Хуже обстояли дела в самом Израиле. 2 ноября — всего через три дня после убийства Бен-Барки — в стране состоялись парламентские выборы. Правящая партия Мапай победила, но созданный Бен-Гурионом список РАФИ получил в кнессете 10 мест и стал весьма влиятельной оппозицией.

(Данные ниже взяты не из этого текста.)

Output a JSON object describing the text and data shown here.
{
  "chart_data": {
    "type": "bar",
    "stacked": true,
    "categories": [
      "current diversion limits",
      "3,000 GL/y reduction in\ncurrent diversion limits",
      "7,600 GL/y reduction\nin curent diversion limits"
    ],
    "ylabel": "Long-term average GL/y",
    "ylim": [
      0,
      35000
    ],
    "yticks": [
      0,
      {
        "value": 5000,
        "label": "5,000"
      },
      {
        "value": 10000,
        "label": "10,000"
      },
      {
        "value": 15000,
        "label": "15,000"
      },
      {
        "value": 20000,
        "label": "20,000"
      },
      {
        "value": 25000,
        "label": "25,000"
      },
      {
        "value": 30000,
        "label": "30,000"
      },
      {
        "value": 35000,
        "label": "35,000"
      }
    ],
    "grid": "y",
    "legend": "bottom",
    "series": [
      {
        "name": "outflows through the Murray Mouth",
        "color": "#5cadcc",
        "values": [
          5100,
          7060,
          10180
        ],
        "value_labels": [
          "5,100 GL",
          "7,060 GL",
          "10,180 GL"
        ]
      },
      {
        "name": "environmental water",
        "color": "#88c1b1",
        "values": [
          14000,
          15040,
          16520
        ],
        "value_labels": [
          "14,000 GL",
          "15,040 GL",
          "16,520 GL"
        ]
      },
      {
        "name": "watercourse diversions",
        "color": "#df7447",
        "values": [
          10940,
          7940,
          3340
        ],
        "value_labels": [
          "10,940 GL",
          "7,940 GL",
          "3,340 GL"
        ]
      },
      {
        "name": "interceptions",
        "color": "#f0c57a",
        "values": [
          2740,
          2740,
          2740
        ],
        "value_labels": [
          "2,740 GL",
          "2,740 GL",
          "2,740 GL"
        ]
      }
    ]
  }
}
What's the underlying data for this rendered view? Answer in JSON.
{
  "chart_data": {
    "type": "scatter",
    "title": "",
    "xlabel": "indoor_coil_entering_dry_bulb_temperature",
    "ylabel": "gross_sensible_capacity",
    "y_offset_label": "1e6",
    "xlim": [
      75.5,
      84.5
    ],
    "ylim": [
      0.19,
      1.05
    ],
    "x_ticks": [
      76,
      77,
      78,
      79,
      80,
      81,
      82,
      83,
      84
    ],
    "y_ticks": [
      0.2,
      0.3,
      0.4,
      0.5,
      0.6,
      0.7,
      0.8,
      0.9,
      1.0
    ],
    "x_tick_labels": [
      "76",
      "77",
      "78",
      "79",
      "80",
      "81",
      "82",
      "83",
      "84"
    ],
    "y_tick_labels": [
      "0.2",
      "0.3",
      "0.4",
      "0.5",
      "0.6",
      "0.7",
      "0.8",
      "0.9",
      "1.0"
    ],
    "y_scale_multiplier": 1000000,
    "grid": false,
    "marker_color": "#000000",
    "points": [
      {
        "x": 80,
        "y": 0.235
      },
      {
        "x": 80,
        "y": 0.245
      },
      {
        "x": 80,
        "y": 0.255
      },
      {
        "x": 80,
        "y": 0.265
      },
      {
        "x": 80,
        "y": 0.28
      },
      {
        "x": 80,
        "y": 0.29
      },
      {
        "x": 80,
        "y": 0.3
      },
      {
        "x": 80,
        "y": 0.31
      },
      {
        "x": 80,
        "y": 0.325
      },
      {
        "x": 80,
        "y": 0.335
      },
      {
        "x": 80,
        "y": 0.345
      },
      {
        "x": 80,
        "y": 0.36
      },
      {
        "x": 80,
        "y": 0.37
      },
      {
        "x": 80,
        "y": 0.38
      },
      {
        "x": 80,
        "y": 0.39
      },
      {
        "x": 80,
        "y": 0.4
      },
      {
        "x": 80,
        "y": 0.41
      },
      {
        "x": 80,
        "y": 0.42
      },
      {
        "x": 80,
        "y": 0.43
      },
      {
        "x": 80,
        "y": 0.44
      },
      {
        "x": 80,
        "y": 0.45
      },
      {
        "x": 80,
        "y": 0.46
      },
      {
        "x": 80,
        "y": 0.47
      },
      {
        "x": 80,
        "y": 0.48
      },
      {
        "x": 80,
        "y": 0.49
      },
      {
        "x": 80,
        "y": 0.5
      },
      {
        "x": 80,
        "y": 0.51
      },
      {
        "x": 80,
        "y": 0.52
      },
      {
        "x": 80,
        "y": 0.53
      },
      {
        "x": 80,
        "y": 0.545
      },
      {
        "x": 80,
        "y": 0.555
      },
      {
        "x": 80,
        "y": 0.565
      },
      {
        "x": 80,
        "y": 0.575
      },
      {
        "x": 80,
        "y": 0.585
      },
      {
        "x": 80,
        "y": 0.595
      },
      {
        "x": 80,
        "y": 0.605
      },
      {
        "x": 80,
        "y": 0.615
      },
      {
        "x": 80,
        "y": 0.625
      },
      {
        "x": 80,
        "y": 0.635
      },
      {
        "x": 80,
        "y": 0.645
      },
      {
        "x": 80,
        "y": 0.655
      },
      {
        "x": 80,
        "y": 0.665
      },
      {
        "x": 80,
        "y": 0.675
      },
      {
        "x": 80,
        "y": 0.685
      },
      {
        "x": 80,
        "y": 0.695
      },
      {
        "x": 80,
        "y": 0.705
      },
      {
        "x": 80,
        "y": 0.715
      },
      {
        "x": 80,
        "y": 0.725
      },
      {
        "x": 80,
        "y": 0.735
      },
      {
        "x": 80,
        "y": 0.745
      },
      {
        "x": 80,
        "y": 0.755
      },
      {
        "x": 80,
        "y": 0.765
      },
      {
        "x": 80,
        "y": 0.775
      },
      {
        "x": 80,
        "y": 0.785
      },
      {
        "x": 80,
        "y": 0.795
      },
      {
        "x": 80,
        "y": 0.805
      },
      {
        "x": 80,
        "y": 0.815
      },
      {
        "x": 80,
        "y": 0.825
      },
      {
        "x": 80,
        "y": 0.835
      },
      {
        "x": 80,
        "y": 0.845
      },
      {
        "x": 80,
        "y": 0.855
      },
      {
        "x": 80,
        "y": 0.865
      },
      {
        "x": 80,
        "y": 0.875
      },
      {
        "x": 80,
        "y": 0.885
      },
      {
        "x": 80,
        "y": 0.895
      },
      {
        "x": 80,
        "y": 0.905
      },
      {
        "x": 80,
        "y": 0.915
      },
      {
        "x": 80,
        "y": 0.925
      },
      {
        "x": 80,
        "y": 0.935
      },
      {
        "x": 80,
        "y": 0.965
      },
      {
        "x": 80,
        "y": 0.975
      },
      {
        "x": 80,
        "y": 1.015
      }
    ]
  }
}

Старик умел «доставать» своих противников, и Эшколь постоянно был во взвинченном состоянии. А тут еще Харэль, узнавший от своих людей в Мосаде кое-какие пикантности о деле Бен-Барки, явился к Эшколю со скандальным докладом, завершившимся гневной тирадой: «Мосад пошел на политическое убийство, совершенно ненужное Израилю, выступил, по сути, в роли наемника страны, являющейся неотъемлемой частью враждебного нам мира. Не говоря уже о попранных Амитом этических принципах, его действия могут иметь самые тяжелые последствия для нашего государства. Я считаю, что начальник Мосада, проявивший такую преступную безответственность, должен уйти. У Амита нет и не может быть никаких оправданий, кроме одного. И я спрашиваю вас, г-н премьер-министр: „Вы санкционировали эту операцию?“»
Харель ждал ответа. Эшколь смешался. Дела разведки его совершенно не интересовали, но он смутно помнил, как Амит пытался ему сообщить что-то связанное с Марокко, а он куда-то спешил и уже в дверях сказал начальнику Мосада: «Поступай, как считаешь нужным». Но кто же мог знать, что из всего этого получится?